コンクリート片や何かの破片、煙が降り注ぐなか両手を地に着きながらBSBで加速し、強引に態勢を整え細い路地に逃げ込んだ。
それを追いかける様に機銃掃射が、ビル群を撃ち抜いていく。
通路に飛び出ている看板やオーニングを引っ掛け、壊しながら坂崎のライジンが細い路地を突き進む。
コクピットのスクリーンには立て込んでいるビル群が、立ち込める煙のなか飛びぬける様に行き過ぎる迫力ある映像が映し出されている。
「現在、新宿、東京医大通りで敵BRと交戦中!敵機複数!応援を要請する!」
すぐに返信はあったが、それは応援要請に反するものだった。
[防衛ラインを八王子まで後退させる。BR隊は各機撤退せよ]
「千代田が包囲されてしまいます!」
[皇族の方々は避難され、首相官邸は破壊された。総理の生死不明!多くの閣僚も同様だ!敵の侵入が速すぎた]
「えっ?」という事は現在日本は無政府状態であるということか?・・・
[戦闘団前方指揮所との連絡も途絶えた!態勢を立て直す。

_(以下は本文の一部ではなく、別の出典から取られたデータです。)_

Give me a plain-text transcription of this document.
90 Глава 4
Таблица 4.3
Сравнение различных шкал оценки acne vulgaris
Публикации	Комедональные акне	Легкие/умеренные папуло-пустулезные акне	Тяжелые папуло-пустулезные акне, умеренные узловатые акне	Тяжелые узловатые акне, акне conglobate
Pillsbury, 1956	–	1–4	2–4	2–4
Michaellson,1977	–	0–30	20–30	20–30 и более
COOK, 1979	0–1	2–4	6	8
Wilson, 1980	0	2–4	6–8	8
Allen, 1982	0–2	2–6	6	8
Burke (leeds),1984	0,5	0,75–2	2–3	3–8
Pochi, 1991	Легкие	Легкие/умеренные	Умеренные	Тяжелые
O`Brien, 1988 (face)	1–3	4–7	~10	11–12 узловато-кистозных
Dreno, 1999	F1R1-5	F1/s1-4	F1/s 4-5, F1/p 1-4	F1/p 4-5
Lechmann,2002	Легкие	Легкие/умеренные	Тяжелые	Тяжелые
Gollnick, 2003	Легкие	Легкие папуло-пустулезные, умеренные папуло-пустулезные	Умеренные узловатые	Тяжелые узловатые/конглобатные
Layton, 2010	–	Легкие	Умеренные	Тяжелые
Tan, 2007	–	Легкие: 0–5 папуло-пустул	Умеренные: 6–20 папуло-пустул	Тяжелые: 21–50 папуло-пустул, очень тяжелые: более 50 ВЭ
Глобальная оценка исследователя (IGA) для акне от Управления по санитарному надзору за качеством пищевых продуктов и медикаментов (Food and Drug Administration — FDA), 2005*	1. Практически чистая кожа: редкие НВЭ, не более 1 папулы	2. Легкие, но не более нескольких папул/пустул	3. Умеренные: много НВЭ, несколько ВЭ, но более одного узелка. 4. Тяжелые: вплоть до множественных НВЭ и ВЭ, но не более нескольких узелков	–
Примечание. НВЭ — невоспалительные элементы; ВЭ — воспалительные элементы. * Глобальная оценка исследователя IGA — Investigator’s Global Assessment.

撤退せよ!]
坂崎は顔面蒼白になった。
日本がなくなる・・・
余計な事を考えず今すべき事をなす為、頭を振った
八王子までの退却経路を考える為、袋小路の道に入りライジンの身を隠す。
辺りを警戒しつつ、ナビを起動させると迷路のような東京の道路地図がディスプレイに現れる。
すると比較的大きな通りを、警戒しながら高いビルに身を寄せる様に3機のライジンが現れた。
周囲を敵に囲まれ、いつ攻撃を受けるか解らない恐怖がBMIを通じ外に表れている。
坂崎は目だたない様に音量を抑えた、まるで口笛の様なフォーンを鳴らす。
敵に警戒しながら周囲を見回していたライジンが、音に気付き坂崎のライジンを見つけた。
袋小路に手招きする坂崎のライジン。
この東京で唯一安全な場所かの様に、周囲を警戒する坂崎のライジンが待つ袋小路へ3機のライジンが駆け込んできた。
とりあえず敵がいない事を確認した坂崎のライジンが振り返り、胸のハッチを開け顔を出した。
同様に3機のライジンもハッチを開けた。
「坂崎三尉だ、味方はこれだけか?」
息を切らしながら一人の男が応えた。
「東部方面隊第1師団、第1普通科連隊、BR大隊、第2中隊、近藤曹長です。中隊は我々意外全滅しました三尉」
「名前は?」と他の二人に聞いた。
「同じく本間一曹です」
「宮本士長です。三尉の隊は?」と宮本が聞いた。
「みんなやられた。俺だけだ。八王子に防衛ラインを引いた事と、そこまでの退却命令も聞いているな?」
「はい!」
「首都高速4号線に乗り高架橋の上を行くのは危険だ」
「上も下も渋滞で動かないでしょう」
「向こうはお構いなく攻撃してくる。こちらはそうはいかないから格好の的になる」
「中央線を使ってはどうでしょう?」
鉄道のレールを使用しBSBで滑走できると宮本
「いいな。時間を短縮できる」
「民間人はどうするんですか?」と本間一曹。
「我々だけではどうしようもないし、我々がいる事で戦闘になれば無用の血が流れる」
「しかし!虐殺現場を見ました!」
「そんな事は解っている!しかしどうしようもないんだ!」
納得できない様子の本間は黙った。
坂崎は三人に
「いいな、何事も本隊に合流してからだ」3人は頷いた。
「行くぞ」と坂崎はハッチを閉め、袋小路から外をのぞいた。
敵がいない事を確認すると、BSBで滑るように走り出す。
他の3機も同様にハッチを閉め、坂崎に続いた。
東京の高く狭い空は、いまや立ち込める煙で見る事が出来ない。
流れ込んでくる煙には、かすかに血の匂いが溶け込んでいた・・・
時系列が入り乱れてしまいました。
イラストの使いまわしと合わせ、お詫びいたします。
申し訳ありません。
今回の話は本編の1年前、漂流民族 壱の中間あたりになります。